Bridges use wrapped tokens, which fix tokens on the same blockchain in a smart contract. After a decentralized cross-chain oracle* called a “custodian” certifies that the coins have been properly locked on one chain, the bridge creates or issues tokens of the same value on another chain. The wormhole connects the Solana blockchain to other blockchains, including the Avalanche, Oasis, Binance Smart Chain, Ethereum, Polygon, and Terra blockchains.

*an agent that finds and confirms real events and transfers this data to the blockchain for the use of smart contracts Cryptocurrency .

But what if you can’t trust the custodian? A lengthy analysis posted to Twitter hours after the theft states that the Wormhole’s backend platform failed to properly verify their custodian accounts. By creating a fake signed account, the hacker or hackers behind the theft minted 120,000 ETH – worth about $323 million at the time of the transactions – on the Solana network. The hackers then made a series of transfers that resulted in about 93,750 tokens being transferred to a private wallet stored on the Ethereum chain, blockchain analytics firm Elliptic said.

The hackers pulled off the theft by using an earlier transaction to create a signature set, which is a type of credential.
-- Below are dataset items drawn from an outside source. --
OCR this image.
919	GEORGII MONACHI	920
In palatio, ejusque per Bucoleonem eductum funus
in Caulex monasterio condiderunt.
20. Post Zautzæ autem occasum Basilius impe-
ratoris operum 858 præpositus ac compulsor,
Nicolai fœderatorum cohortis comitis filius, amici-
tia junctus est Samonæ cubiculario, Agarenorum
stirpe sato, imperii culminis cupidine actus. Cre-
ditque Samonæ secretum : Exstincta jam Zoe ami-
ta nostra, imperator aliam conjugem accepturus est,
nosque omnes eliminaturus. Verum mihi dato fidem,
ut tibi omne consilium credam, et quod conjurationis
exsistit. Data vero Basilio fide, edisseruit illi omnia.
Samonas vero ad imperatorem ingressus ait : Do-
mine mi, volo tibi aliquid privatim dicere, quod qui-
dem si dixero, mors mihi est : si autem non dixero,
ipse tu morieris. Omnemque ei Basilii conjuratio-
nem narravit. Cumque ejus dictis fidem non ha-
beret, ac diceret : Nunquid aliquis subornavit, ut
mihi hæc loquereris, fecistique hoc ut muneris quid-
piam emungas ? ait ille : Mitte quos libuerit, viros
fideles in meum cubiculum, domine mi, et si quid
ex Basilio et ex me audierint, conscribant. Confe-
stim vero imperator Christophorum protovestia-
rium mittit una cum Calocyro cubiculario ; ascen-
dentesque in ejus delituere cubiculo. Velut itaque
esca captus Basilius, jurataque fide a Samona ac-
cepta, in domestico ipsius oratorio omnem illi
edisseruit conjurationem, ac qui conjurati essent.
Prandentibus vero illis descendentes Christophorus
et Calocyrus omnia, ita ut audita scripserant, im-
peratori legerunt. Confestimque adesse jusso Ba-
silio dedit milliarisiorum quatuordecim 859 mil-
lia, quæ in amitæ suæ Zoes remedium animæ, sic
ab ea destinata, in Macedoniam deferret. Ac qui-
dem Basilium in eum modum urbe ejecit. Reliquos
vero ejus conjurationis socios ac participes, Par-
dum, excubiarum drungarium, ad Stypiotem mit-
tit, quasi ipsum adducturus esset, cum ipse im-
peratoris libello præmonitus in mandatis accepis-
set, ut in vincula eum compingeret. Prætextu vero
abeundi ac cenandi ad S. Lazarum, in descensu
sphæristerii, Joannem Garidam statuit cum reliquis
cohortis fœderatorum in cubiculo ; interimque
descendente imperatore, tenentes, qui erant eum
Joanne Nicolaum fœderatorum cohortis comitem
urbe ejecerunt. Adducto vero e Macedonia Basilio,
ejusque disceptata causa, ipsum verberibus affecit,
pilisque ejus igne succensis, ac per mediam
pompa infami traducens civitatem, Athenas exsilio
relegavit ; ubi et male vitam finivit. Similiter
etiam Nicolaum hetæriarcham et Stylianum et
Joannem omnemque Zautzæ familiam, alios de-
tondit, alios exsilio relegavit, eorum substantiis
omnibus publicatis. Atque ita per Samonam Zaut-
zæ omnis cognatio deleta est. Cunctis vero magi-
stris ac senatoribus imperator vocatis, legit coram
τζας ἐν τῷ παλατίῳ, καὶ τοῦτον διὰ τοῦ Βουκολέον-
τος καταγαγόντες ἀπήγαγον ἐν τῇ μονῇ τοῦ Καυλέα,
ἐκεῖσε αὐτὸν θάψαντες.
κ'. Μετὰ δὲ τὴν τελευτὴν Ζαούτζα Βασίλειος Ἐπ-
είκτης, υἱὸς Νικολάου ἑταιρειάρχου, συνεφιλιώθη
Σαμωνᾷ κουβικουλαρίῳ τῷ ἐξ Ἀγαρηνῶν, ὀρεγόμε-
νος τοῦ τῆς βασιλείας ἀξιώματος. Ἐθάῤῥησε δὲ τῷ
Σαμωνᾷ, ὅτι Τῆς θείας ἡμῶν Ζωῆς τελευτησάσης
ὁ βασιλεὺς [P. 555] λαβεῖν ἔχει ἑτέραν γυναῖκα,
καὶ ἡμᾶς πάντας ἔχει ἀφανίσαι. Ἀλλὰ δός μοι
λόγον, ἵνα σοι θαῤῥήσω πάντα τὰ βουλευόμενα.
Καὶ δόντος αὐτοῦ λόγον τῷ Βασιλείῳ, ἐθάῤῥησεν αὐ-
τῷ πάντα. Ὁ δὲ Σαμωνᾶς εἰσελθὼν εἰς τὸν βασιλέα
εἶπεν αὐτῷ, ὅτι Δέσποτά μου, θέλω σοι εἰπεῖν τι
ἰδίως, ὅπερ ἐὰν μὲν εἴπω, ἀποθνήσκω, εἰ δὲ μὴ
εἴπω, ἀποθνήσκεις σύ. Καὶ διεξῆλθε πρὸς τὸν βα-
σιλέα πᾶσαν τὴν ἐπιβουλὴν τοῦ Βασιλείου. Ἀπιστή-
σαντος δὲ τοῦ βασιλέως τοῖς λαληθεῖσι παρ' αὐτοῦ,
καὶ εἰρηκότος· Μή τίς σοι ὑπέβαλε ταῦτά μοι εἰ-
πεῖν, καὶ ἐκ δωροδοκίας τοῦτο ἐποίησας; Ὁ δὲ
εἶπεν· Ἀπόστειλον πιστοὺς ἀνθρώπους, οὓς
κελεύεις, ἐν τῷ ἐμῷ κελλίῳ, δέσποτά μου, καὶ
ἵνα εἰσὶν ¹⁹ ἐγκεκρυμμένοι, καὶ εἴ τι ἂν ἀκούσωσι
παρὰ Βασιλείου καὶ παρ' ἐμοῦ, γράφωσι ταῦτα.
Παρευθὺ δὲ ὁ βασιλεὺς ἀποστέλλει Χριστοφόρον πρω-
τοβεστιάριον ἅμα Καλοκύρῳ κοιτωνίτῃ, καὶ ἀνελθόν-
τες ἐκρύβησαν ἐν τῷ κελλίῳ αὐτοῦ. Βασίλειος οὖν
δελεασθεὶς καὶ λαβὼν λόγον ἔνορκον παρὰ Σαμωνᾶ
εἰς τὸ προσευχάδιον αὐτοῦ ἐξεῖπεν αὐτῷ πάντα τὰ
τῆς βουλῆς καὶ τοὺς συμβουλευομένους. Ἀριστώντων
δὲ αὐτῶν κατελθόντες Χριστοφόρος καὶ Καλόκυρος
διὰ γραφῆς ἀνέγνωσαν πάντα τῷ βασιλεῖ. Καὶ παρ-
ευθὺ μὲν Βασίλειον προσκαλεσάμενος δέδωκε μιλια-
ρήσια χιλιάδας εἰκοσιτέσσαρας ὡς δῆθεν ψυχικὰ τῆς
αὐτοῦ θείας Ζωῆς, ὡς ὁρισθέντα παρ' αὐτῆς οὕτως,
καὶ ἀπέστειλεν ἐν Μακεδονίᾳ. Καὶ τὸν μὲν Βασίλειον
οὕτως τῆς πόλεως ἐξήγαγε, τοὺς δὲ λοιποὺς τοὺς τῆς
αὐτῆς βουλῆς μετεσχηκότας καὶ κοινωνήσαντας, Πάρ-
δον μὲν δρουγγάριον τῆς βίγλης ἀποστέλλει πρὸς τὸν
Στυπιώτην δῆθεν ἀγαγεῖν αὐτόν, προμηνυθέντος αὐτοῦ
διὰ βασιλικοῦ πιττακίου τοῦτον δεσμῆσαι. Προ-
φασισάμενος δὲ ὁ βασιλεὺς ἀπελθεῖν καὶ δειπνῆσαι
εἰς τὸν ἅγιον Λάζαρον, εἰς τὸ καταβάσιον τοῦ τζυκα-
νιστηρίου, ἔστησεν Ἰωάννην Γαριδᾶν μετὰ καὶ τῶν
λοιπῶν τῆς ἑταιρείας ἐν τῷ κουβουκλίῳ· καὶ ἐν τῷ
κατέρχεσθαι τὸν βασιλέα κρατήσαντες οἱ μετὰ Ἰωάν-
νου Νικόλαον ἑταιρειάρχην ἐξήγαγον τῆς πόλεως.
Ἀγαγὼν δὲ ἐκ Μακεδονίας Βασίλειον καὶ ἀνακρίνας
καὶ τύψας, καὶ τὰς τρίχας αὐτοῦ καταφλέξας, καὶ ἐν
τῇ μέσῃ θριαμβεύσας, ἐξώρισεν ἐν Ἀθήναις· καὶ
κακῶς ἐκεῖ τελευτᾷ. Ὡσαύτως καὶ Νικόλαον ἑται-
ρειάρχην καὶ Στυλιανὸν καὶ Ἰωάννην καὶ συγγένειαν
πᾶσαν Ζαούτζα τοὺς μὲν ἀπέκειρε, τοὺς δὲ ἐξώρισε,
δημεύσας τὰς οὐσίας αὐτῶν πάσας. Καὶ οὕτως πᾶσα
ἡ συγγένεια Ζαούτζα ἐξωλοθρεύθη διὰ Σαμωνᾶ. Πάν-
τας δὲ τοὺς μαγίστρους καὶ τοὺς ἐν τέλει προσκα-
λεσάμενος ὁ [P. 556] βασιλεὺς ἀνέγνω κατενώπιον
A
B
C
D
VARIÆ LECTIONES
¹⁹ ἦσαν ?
With that, they created  Cryptocurrency a VAA, or validator action approval, which is essentially the certificate needed to approve transactions.

“Once they had a fake ‘signature set’, it was trivial to use it to create a valid VAA and trigger unauthorized minting on their account,” wrote @samczsun, Twitter manager for investment firm Paradigm.

“The rest is history. In summary, the wormhole did not properly verify all input accounts, which allowed the attacker to forge the signatures of the custodians and mint 120,000 ETH on Solana, of which they transferred 93,750 back to Ethereum.”